Did you know that healthcare spending makes up more than 10% of the GDP in most developed countries? In the United States, the spending is near twice that amount and accounted for 17.7% of GDP in 2018.

With a global pandemic bringing the healthcare industry front and center, it’s easy to see the potential for companies that are innovating in the medical world. The huge amount of spending is only going to increase in the coming years, which is why investors might want to look at adding stocks in the healthcare industry going forward.

For example, Intuitive Surgical (NASDAQ: ISRG) is a company producing cutting-edge medical technology that is changing the way that surgeries are performed. Here are some reasons why this stock could be a great buy for long-term investors.

Benefits of Robotic Surgery

Intuitive Surgical is a MedTech company that has been a true pioneer in the robotic-assisted minimally invasive surgery field. Although it might seem strange to consider putting your life in the hands of robotics, this is likely going to be the norm for surgeries as the years go by. There are several reasons why robotic surgery is so groundbreaking. Patients can expect more accurate surgery, significantly less pain, lower risk of infection and blood loss, less scarring, shorter recovery, and better clinical outcomes for many cases. That’s why Intuitive Surgical is such a compelling company.

The company’s cutting-edge da Vinci Surgical Systems allow surgeons to perform robotic-assisted minimally invasive surgeries with greater precision thanks to advanced robotics and computerized visualization technology. The system uses tiny wristed instruments that move like a human hand with a better range of motion along with highly magnified 3D high-definition views of the surgical area. Intuitive Surgical has already sold over 5,550 da Vinci robotic systems that have assisted with more than 7 million surgeries to date, and there’s a strong possibility that the number increases substantially over the next decade.

The Next Big Thing in Medical Technology

One of the big reasons why Intuitive is worth a look for your portfolio is due to the massive growth prospects of medical technology over the next few years. We alluded to the huge healthcare spend that occurs worldwide earlier in this article, but the market for surgical robots specifically is expected to grow from $6.7 billion in 2020 to $11.8 billion by 2025. That’s a CAGR of 12.1% that could directly benefit Intuitive Surgical since it has already established competitive and technological dominance in the market.

Although there could be competitors in the future, investors should understand that there is a high cost of switching robotic surgery platforms. That means this company could have loyal customers for years to come. The da Vinci systems are certainly not cheap, with the average selling price excluding operating leases and lease buyouts in 2019 coming in at $1.52 million. The high price tag means strong sales revenue for the company as more hospitals explore robotics, but Intuitive also has a leasing program that allows hospitals to obtain the platform without paying the entire price upfront. This is a smart move for the company, as it can lead to more sales and recurring revenue streams as the industry continues to grow.

Pandemic Impacts

We know that Intuitive Surgical has a compelling business model and a cutting-edge product, but investors should understand that COVID-19 is hitting the company’s hard. A lot of this has to do with a sharp decline in elective procedures. The company generates revenue from the sale of its instruments along with accessories used in every surgical procedure. There was a 19% year-over-year decrease in the amount of worldwide da Vinci procedures in Q2, which was a leading driver of a 22% year-over-year revenue decrease in Q2.

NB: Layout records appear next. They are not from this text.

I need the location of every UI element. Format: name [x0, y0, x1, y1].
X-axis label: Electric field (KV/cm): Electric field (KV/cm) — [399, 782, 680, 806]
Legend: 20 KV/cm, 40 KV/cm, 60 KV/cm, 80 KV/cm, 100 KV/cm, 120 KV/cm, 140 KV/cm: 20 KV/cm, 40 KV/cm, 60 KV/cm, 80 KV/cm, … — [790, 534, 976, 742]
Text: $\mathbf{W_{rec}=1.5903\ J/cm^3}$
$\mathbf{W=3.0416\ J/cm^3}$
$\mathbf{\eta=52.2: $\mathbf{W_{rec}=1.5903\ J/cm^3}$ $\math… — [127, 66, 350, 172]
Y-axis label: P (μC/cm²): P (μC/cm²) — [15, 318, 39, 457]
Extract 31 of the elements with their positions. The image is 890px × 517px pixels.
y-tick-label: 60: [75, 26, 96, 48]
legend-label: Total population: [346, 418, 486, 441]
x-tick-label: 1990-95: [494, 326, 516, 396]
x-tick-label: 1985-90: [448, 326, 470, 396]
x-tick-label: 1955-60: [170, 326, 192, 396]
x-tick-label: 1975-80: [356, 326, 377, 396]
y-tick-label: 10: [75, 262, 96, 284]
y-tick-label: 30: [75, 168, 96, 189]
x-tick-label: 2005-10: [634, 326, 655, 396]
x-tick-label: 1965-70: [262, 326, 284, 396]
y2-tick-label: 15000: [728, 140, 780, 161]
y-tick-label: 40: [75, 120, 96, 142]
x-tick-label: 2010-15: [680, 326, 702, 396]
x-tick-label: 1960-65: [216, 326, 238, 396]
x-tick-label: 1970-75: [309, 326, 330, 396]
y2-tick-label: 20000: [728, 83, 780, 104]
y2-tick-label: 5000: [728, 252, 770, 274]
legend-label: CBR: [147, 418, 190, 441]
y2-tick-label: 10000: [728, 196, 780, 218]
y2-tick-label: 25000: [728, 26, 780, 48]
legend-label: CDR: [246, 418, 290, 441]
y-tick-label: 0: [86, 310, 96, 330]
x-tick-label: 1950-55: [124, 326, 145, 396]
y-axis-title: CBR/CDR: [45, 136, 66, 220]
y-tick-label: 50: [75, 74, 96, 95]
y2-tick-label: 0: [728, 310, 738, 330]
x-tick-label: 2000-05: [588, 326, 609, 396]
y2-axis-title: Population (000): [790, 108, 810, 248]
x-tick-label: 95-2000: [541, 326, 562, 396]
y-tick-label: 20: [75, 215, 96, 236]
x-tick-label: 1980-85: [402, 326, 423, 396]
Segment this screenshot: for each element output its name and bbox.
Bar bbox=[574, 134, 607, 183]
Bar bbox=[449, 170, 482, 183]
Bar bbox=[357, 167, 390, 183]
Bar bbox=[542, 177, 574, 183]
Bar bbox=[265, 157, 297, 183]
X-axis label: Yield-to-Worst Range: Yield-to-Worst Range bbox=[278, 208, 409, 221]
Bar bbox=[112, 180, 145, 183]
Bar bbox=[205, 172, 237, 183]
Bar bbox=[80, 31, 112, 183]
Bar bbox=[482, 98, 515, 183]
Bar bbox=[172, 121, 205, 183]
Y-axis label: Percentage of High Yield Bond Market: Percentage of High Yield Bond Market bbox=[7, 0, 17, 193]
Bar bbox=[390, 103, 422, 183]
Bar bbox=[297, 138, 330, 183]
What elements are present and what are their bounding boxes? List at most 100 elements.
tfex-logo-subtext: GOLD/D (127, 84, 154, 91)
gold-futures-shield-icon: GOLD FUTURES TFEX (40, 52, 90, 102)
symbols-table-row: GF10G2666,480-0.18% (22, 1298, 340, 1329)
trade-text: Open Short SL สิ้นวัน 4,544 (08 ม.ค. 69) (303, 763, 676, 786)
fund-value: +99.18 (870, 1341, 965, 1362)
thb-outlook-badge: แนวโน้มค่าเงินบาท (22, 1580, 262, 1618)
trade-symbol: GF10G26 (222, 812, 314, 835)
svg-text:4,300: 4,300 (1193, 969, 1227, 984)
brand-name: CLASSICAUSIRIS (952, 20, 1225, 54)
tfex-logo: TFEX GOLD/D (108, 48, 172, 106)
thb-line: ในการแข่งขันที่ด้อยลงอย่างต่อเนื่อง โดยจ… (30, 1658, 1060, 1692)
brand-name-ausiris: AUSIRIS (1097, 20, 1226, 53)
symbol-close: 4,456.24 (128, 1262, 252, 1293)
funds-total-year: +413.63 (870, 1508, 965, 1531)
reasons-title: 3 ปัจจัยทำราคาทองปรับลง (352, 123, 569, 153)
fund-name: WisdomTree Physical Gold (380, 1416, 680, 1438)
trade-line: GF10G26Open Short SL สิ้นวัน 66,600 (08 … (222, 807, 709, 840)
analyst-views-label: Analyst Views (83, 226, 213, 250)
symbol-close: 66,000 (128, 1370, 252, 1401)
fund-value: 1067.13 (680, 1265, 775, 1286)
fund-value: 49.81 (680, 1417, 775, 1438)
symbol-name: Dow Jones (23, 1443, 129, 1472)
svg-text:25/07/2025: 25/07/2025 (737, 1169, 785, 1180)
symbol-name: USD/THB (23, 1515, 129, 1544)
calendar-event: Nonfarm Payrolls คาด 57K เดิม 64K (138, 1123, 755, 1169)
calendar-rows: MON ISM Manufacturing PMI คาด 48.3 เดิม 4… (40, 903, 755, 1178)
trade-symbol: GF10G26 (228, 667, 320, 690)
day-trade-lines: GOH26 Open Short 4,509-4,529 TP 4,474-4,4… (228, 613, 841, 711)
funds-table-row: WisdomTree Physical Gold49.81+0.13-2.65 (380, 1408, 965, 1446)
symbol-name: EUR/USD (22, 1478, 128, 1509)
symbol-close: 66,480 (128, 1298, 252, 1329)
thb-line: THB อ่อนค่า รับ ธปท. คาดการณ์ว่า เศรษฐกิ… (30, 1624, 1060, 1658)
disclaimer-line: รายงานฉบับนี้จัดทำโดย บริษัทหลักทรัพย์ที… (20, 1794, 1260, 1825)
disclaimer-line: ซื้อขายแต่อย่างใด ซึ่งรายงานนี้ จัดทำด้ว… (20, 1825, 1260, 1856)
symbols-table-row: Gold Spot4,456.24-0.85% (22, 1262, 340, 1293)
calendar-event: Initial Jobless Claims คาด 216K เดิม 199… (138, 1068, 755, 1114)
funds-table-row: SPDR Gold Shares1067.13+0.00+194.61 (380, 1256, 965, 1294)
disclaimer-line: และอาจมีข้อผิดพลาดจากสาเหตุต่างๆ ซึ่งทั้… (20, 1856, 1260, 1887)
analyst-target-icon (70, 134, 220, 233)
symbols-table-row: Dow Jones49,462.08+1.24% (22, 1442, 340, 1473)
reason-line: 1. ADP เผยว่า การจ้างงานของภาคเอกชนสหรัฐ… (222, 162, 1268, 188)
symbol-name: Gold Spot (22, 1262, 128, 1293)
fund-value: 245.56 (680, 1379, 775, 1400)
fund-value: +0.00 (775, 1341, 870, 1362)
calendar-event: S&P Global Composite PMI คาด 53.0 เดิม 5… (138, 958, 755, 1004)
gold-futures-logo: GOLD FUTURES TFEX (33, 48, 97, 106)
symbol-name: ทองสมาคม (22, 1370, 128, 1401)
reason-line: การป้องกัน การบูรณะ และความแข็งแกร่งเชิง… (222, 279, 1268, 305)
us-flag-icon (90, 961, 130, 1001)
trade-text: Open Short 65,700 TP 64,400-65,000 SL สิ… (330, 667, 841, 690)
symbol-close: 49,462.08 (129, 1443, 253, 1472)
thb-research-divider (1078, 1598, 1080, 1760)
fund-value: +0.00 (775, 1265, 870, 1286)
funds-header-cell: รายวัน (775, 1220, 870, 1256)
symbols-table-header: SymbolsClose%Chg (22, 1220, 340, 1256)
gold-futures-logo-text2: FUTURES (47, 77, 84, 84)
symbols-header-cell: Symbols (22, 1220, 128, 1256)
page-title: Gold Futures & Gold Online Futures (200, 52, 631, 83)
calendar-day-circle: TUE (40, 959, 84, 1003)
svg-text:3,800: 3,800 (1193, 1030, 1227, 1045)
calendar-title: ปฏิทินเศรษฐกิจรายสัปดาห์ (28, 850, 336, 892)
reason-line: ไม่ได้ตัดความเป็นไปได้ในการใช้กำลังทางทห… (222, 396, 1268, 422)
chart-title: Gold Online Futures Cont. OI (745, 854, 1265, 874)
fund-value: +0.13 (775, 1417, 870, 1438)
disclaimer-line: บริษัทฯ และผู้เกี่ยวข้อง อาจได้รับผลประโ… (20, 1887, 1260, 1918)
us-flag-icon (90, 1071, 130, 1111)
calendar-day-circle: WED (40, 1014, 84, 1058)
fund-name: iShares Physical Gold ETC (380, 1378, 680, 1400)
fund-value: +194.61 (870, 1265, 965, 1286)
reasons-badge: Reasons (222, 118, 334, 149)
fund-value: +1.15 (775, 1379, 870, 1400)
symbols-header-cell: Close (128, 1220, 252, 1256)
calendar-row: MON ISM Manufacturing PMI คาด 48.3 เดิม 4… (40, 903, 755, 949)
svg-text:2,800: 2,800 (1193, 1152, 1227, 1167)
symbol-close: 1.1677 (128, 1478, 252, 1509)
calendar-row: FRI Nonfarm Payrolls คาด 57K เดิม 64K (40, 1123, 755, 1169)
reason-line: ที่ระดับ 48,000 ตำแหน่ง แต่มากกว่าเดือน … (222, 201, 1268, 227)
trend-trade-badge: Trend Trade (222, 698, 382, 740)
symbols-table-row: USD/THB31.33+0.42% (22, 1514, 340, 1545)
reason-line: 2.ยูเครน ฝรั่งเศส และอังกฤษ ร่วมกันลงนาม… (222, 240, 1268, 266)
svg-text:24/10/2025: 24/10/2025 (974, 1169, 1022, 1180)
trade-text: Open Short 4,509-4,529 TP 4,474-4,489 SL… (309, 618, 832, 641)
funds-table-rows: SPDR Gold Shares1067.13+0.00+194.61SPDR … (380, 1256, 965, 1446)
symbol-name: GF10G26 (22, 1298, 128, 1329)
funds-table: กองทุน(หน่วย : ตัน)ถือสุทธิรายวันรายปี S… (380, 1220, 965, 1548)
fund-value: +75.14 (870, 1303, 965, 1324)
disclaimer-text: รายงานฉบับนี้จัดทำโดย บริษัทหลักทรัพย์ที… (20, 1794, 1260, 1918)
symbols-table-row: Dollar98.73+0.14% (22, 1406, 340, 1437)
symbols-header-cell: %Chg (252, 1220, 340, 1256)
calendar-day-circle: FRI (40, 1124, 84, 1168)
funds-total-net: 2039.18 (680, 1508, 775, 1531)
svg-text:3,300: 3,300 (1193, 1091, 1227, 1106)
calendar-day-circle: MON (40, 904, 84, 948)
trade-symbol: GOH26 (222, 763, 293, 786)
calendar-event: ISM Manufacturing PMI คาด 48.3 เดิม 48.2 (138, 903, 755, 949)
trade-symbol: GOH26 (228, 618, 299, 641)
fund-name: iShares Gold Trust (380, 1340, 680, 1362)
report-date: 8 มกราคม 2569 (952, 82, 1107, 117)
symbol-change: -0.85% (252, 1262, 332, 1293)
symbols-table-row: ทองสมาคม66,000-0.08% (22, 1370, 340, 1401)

That said, we should be seeing an uptick in elective procedures in the coming months as the pandemic starts to subside. Although Q2 was not a strong quarter for the company at all, its shares have risen over 12% since the earnings report was released. That tells us that the market is pricing in a sharp recovery for the company’s revenue, but keep in mind that there are some near term risks related to elective procedure volumes and financial pressures on hospitals.

The Bottom Line

This is a cutting-edge company that is completely changing the way that many surgeries are performed. It’s innovative medical technology and competitive dominance in a growing market make it worth a look for your portfolio. Keep an eye out for any significant dips if you are interested in adding shares, as the stock is likely due for a pullback soon.